Ramen Shop (2018): Jelajah Kuliner, Jelajah Kenangan


 

Film bertema makanan, entah bagus atau tidak sebagai sebuah film, selalu membuat saya ngiler saat menonton. Dan dari semua film tentang kuliner yang pernah saya tonton, Ramen Shop (2018) adalah yang terbaik. Film arahan sutradara Singapura, Eric Khoo, ini mampu memadukan makanan dengan drama keluarga secara apik. Tidak hanya ngiler, pipi saya juga banjir karena tak bisa menahan tangis.

Eric Khoo dengan sensitivitasnya meramu resep film ini secara dramatis, tetapi tetap dalma kadar yang wajar. Film berdurasi 89 menit ini dikemas dengan sederhana, melibatkan musik yang lembut dan banyak pengambilan gambar yang statis. Setiap gambar menampilkan emosi yang beragam. Saat kamera menyorot makanan, kadang ada kebahagiaan, kadang juga kesedihan. Makanan di film ini berkontribusi besar dalam mengantarkan emosi para karakternya. 

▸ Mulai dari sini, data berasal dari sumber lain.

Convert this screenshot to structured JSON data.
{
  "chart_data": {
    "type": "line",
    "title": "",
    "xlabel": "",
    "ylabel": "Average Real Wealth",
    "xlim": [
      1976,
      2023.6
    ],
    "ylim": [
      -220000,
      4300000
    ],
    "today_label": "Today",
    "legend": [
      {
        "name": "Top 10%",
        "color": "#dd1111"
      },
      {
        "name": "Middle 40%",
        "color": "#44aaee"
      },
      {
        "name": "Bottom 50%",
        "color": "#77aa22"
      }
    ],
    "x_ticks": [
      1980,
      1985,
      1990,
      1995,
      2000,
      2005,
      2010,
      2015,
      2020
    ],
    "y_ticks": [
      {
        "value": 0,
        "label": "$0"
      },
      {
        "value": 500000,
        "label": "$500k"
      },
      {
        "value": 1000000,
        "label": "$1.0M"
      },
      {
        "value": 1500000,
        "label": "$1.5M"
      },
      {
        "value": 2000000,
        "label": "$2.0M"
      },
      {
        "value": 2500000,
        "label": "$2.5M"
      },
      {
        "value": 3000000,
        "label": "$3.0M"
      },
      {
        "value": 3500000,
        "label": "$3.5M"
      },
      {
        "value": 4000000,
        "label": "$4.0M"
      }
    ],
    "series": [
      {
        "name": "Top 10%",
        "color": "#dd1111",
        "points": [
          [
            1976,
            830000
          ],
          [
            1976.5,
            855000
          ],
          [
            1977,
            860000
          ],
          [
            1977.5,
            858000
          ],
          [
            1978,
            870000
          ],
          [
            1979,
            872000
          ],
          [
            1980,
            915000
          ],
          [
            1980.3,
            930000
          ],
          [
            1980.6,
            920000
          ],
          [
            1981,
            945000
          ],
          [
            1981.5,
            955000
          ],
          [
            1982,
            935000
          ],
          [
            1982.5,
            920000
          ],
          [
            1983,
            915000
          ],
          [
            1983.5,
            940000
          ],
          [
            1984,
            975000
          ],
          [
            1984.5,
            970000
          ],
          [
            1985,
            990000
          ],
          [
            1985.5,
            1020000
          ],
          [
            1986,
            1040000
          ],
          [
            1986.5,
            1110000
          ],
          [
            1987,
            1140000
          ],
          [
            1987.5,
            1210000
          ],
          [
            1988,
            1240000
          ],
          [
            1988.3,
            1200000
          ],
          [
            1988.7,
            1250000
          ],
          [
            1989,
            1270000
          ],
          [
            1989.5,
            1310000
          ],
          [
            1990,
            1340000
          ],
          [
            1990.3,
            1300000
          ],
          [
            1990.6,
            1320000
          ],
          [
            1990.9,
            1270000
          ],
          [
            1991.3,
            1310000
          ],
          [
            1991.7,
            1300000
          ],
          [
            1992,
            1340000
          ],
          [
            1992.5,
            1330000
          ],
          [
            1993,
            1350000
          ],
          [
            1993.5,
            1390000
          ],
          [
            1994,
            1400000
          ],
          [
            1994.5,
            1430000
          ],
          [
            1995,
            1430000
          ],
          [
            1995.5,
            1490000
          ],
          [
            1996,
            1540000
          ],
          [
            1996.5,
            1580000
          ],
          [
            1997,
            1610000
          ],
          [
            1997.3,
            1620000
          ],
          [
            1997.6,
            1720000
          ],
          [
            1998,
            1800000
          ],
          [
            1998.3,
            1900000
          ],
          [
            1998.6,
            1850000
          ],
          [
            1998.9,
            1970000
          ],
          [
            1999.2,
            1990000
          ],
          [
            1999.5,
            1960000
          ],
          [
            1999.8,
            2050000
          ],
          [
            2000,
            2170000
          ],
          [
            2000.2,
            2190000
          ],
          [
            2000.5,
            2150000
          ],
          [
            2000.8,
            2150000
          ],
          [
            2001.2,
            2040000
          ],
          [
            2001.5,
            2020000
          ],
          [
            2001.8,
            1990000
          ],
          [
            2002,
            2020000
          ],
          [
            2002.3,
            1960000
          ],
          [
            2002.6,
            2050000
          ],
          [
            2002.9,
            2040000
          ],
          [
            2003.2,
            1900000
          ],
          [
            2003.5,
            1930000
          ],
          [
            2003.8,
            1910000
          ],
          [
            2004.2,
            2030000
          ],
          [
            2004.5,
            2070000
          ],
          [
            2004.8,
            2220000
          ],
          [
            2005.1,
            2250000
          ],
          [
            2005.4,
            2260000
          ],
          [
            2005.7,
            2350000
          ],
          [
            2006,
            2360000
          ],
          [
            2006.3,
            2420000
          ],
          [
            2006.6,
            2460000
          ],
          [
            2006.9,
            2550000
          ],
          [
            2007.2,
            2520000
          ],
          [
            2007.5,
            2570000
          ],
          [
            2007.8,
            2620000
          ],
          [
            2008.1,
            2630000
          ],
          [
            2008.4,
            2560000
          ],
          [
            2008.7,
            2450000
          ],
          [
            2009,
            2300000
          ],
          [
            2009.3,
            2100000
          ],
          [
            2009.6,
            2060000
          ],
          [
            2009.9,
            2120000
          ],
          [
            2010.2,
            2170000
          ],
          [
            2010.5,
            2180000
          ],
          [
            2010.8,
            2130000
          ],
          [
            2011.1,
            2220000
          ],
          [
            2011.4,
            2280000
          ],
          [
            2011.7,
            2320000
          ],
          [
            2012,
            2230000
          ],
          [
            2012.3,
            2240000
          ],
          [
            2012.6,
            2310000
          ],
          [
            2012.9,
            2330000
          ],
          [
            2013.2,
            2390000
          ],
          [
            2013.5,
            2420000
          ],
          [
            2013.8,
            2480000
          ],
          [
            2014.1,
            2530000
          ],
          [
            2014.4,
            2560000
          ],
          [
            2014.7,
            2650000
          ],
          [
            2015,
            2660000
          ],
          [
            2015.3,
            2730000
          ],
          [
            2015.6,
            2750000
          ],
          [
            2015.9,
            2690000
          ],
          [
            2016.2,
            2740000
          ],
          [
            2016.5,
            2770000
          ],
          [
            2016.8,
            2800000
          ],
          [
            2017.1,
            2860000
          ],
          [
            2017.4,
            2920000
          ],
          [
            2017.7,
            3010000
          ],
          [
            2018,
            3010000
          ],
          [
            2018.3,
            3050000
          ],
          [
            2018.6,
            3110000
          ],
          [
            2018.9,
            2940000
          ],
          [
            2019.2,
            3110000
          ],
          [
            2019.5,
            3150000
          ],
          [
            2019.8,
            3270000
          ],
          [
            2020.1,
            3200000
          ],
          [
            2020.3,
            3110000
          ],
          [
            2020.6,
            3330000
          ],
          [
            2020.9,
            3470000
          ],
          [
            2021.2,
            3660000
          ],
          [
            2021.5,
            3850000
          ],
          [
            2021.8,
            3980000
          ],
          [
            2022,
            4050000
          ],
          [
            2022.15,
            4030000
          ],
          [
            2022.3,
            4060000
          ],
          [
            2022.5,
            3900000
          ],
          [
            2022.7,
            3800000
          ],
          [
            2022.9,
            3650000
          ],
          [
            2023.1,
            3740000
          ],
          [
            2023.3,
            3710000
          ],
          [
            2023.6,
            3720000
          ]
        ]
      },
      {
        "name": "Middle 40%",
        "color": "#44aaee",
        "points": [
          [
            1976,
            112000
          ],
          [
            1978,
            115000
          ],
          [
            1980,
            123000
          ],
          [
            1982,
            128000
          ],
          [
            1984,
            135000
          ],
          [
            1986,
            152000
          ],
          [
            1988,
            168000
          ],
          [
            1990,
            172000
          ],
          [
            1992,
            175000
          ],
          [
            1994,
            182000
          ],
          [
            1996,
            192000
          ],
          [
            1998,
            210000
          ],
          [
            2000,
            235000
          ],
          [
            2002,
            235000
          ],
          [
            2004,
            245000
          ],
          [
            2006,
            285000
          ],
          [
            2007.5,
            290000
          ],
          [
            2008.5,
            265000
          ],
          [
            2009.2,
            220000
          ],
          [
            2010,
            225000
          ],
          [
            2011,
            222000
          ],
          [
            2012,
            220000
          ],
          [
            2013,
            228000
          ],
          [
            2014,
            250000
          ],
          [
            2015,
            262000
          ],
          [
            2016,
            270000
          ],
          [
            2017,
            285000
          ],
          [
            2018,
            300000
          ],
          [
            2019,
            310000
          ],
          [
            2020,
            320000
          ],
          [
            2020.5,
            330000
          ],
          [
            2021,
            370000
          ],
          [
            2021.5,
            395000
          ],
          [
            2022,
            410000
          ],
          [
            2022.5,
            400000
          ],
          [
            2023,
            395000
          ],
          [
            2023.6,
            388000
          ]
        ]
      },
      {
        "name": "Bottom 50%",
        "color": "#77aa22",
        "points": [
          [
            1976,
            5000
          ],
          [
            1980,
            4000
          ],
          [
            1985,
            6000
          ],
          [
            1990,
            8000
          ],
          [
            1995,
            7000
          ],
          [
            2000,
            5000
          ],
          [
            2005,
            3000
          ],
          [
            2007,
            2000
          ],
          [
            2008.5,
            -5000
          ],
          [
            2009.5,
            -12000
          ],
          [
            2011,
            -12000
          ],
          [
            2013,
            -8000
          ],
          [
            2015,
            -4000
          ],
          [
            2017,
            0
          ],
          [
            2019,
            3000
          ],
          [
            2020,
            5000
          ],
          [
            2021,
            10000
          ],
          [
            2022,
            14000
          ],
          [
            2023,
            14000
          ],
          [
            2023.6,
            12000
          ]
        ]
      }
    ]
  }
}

Film ini dimulai dengan kegiatan sehari-hari Masato Yamamoto (Takumi Saito) bersama ayahnya, Kazuo Yamamoto (Tsuyoshi Ihara) dan pamannya (Tetsuya Bessho) di kedai ramen mereka. Pelanggan perlahan habis ditelan malam. Kazuo dan Masato berpisah dengan canggung, seperti banyak relasi ayah-anak lainnya. Tak lama setelah malam itu, Kazuo wafat meninggalkan Masato sendirian dengan segunung kenangan di sebuah koper masa lalu. Masato tak lagi punya siapa-siapa selain pamannya. Setelah melihat buku harian mendiang ibunya (Mei Lian, diperankan oleh Jeanette Aw) di koper sang ayah, Masato terpanggil untuk mengunjungi keluarga ibunya di Singapura. Di Singapura, dia bertemu teman daringnya, Miki (Seiko Matsuda), seorang single parent yang mengelola bar dan juga seorang food vlogger. Bersama Miki, Masato mengenal Singapura lebih dekat lewat makanan. Setiap makanan yang dia coba -- mulai dari kepiting cabai, laksa Singapura, hingga sup iga Singapura (Bak Kut Teh) -- mengingatkan Masato pada masa kecilnya di Singapura, saat sang ibu masih ada. Miki, dengan wawasan kulinernya yang luas, menjelaskan beberapa hal tentang makanan yang mereka santap, juga cerita-cerita di baliknya.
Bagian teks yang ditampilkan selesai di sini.